Journal of Human Nutrition and Dietetics
- Discipline: Nutrition science
- Language: English
- Edited by: Lauren Ball

Publication details
- Former names: Nutrition, Dietetics and Catering, Journal of Human Nutrition
- History: 1982-present
- Publisher: John Wiley & Sons
- Frequency: Bimonthly
- Impact factor: 3.089 (2020)

Standard abbreviations
- ISO 4: J. Hum. Nutr. Diet.

Indexing
- CODEN: JHNDEO
- ISSN: 0952-3871 (print) 1365-277X (web)
- LCCN: sn88038207
- OCLC no.: 18608310

Links
- Journal homepage; Online access; Online archive;

= Journal of Human Nutrition and Dietetics =

The Journal of Human Nutrition and Dietetics is a bimonthly peer-reviewed medical journal covering nutrition science as it relates to humans. It was founded in 1982 and is the official journal of the British Dietetic Association (BDA). The BDA had considered establishing a journal in its early days in the late 1930s but the outbreak of the Second World War halted plans. It was finally founded in 1947 as Nutrition, Dietetics and Catering. After several title changes, publisher John Libbey updated the journal with the title Journal of Human Nutrition, which was the immediate predecessor to the Journal of Human Nutrition and Dietetics. Alison Black oversaw the creation of the new journal in the early 1980s. During this period, a collaboration between the BDA and The Nutrition Society resulted in two separate journals: Human Nutrition: Clinical Nutrition and Human Nutrition: Applied Nutrition. Although the BDA had an interest in Human Nutrition: Clinical Nutrition, it was exclusively managed by the Nutrition Society.

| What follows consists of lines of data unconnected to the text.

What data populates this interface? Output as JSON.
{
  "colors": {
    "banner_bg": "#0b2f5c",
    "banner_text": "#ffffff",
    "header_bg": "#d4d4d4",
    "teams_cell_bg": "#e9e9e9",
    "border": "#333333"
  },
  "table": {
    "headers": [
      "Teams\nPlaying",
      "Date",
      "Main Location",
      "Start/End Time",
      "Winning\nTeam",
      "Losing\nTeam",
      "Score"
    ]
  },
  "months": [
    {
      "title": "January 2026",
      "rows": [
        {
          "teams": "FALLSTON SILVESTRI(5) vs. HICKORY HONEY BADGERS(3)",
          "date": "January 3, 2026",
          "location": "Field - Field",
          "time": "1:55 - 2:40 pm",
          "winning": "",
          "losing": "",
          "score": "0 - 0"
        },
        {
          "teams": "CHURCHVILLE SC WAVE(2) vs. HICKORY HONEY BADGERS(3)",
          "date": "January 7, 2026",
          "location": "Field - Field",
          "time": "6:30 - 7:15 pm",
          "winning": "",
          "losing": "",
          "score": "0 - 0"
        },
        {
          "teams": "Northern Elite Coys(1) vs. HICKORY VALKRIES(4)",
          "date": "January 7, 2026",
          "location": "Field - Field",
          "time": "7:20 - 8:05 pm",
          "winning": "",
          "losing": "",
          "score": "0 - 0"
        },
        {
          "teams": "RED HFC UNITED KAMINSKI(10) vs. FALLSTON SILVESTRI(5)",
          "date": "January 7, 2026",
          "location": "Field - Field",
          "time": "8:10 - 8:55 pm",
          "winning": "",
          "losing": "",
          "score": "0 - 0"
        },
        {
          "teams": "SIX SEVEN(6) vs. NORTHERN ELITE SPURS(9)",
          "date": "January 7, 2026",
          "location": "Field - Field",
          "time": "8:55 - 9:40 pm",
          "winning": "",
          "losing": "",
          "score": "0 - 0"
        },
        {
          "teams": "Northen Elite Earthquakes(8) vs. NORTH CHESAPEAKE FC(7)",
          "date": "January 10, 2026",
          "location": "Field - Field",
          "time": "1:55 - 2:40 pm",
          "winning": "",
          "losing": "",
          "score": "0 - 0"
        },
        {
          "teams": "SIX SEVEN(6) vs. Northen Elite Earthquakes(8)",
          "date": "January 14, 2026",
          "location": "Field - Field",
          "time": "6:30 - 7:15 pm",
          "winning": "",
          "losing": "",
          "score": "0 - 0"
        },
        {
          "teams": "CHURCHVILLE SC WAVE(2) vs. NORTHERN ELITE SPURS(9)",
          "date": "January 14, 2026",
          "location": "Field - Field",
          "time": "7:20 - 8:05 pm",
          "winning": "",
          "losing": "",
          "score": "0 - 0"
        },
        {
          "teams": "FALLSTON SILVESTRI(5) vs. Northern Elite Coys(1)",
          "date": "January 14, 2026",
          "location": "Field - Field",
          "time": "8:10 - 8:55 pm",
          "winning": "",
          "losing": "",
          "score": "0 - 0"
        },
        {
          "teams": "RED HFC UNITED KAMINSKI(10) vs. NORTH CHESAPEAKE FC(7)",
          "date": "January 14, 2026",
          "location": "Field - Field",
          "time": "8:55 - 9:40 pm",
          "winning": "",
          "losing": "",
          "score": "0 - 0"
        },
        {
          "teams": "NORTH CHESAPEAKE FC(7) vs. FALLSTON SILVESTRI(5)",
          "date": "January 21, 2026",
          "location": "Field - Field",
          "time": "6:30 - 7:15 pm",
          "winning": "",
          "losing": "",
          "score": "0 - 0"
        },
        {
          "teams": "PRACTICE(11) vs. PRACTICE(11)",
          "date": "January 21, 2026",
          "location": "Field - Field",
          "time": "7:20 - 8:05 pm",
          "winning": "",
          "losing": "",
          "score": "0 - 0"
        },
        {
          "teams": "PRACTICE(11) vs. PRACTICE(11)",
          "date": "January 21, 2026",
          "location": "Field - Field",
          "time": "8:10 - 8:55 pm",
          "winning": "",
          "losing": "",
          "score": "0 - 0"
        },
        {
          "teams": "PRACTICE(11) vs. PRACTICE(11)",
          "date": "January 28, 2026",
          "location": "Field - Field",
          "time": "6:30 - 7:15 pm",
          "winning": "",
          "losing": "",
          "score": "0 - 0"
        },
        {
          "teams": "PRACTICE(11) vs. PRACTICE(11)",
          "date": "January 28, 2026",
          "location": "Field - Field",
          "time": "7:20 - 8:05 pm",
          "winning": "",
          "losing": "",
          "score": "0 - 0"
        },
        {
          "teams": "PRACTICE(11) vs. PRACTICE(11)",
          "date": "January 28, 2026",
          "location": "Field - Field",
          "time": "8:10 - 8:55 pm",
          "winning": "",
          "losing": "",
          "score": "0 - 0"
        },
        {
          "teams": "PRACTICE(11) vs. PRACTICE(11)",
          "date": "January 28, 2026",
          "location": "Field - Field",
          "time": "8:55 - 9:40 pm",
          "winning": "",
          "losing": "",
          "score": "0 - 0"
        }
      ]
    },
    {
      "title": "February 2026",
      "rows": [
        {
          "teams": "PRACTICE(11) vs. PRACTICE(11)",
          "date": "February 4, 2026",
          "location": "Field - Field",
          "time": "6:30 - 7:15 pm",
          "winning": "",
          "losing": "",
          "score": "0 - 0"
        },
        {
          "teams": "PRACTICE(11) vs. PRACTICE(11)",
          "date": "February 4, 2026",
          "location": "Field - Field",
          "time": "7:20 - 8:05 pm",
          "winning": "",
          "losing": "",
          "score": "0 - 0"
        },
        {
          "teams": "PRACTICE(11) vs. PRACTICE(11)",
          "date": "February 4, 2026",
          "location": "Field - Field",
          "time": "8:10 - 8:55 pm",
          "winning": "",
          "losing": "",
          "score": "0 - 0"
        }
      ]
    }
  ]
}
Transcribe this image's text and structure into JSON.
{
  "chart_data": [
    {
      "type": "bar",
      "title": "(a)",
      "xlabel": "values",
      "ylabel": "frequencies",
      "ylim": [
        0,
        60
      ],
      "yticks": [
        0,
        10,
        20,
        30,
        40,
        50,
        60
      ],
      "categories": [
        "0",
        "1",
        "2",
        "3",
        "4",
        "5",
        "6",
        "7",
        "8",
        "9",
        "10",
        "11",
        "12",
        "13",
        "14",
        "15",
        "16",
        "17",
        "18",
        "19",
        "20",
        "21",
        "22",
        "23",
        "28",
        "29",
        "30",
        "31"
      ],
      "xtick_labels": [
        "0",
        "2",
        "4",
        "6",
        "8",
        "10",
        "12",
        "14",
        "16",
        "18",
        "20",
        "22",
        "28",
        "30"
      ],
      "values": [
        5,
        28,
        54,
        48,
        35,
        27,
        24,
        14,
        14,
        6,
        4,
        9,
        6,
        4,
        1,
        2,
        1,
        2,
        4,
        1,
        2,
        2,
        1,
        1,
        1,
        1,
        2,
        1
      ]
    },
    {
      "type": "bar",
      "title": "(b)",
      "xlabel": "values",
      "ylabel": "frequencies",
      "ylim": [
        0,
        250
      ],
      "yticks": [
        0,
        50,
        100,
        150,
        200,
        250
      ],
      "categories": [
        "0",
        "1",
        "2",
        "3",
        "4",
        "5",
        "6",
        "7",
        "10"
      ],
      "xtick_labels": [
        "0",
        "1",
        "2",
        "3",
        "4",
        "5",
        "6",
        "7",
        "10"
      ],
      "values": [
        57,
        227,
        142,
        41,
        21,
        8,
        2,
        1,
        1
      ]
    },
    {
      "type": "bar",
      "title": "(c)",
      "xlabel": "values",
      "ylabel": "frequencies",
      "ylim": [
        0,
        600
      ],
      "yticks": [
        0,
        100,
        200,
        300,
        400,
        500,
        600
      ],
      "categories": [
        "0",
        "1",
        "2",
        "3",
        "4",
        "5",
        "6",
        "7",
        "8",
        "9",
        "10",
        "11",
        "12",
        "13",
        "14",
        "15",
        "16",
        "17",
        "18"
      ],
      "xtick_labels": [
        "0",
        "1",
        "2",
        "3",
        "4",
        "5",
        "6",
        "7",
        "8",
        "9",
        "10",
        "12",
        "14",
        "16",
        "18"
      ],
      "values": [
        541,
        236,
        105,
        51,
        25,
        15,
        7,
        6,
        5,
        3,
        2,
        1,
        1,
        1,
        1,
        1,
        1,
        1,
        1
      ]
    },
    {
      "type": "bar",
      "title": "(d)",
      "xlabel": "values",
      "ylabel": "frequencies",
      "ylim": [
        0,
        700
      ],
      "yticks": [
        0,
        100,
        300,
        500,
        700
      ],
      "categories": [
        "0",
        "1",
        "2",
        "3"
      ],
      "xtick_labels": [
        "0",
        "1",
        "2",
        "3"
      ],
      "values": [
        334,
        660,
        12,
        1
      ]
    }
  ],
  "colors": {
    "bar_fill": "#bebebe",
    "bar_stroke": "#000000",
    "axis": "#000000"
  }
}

The journal is published by John Wiley & Sons on behalf of the British Dietetic Association. The current editor-in-chief is Lauren Ball (University of Queensland) in 2024. Past editors were Pat Judd, Jane Thomas, Joan Gandy, Ailsa Brotherton and Simon Langley-Evans. Prior to 1988, the Journal of Human Nutrition was the official journal of the British Dietetic Association. According to the Journal Citation Reports, the journal has a 2022 impact factor of 3.30, ranking it 58th out of 89 journals in the category "Nutrition & Dietetics".